Perhaps if we were into simplistic Utopian ideals, then, we might argue that conversely, the rich should not have babies at all, and should just adopt ten kids each, and it would be a very neat solution to the problem. But choosing this kind of neat mathematical solution is firstly insensitive, secondly unethical, and thirdly scientifically completely unsound. Moreover, I don’t know about you, but I always find genocide a problematic starting point. It seems rather harsh to deny people the joy of having their own children just because they happen to have a degree and some money.
So no, I won’t say that. But I will say this: if you are wealthy, educated or otherwise privileged, and you’re planning your family, you have a moral obligation to plan as part of that family for some of the children in your extended human family.

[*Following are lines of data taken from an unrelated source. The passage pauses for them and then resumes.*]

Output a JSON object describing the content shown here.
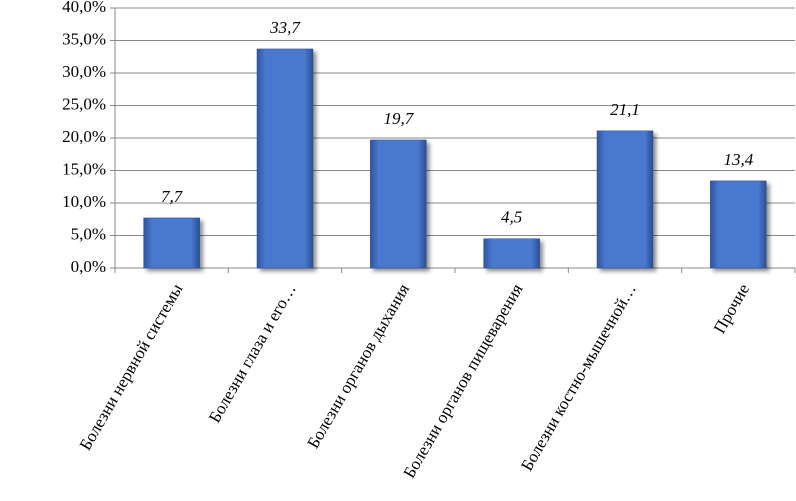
{
  "chart_data": {
    "type": "bar",
    "categories": [
      "Болезни нервной системы",
      "Болезни глаза и его…",
      "Болезни органов дыхания",
      "Болезни органов пищеварения",
      "Болезни костно-мышечной…",
      "Прочие"
    ],
    "values": [
      7.7,
      33.7,
      19.7,
      4.5,
      21.1,
      13.4
    ],
    "value_labels": [
      "7,7",
      "33,7",
      "19,7",
      "4,5",
      "21,1",
      "13,4"
    ],
    "color": "#4472c4",
    "ylim": [
      0,
      40
    ],
    "yticks": [
      {
        "value": 0,
        "label": "0,0%"
      },
      {
        "value": 5,
        "label": "5,0%"
      },
      {
        "value": 10,
        "label": "10,0%"
      },
      {
        "value": 15,
        "label": "15,0%"
      },
      {
        "value": 20,
        "label": "20,0%"
      },
      {
        "value": 25,
        "label": "25,0%"
      },
      {
        "value": 30,
        "label": "30,0%"
      },
      {
        "value": 35,
        "label": "35,0%"
      },
      {
        "value": 40,
        "label": "40,0%"
      }
    ],
    "grid": true
  }
}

If you have time and means, you should take some of those resources you would be spending on breeding and invest into some of the unwanted children that do already exist, too.
What if, instead of having three biological children, you had two, and adopted one? What if instead of adopting one, you took the price of one of your dinners out each month for an education policy for someone who needed it? What if you were uncomfortable with adoption, but tried your hand at fostering? What if you were squeamish at fostering and didn’t have the financial means to adopt or educate, but you were a weekend caregiver to children at a nearby orphanage? What if you were just a little bit kinder to that neighbour’s child whose parents scream through the wall?
What if, like Princess Anne, you really don’t like kids, and you don’t bother to have any yourself, but you donate the price of a night out to the Peninsula School Feeding Scheme? Although this last is, to me, the least desirable, because what I am really advocating here is a hands-on approach, where we all get our hands dirty and make a real, personal difference to at least one child, by getting to know them and teaching them that they are important. There are enough of us to go around.
The thought that I want to leave you with today, then, is that unwanted children are not the problem of somebody else. They are the single factor that can make the biggest difference to the functioning of our world, and we should all be investing real and tangible resources into that. If you have not experienced it first hand, you probably do not realise it. But I can try to tell you the difference each life can make – and how the lightest touch can change everything.
So I’m asking you to go with the idea that you can imagine one small part of the world differently. You can imagine one day differently for one child. Go forward, and each day, do one thing to make a thrown away child feel important. Do one such thing every day. You may never know the difference it makes. But believe me – and I know this from experience – it does. DM
This column is an edited version of a TEDx talk delivered in Cape Town last year.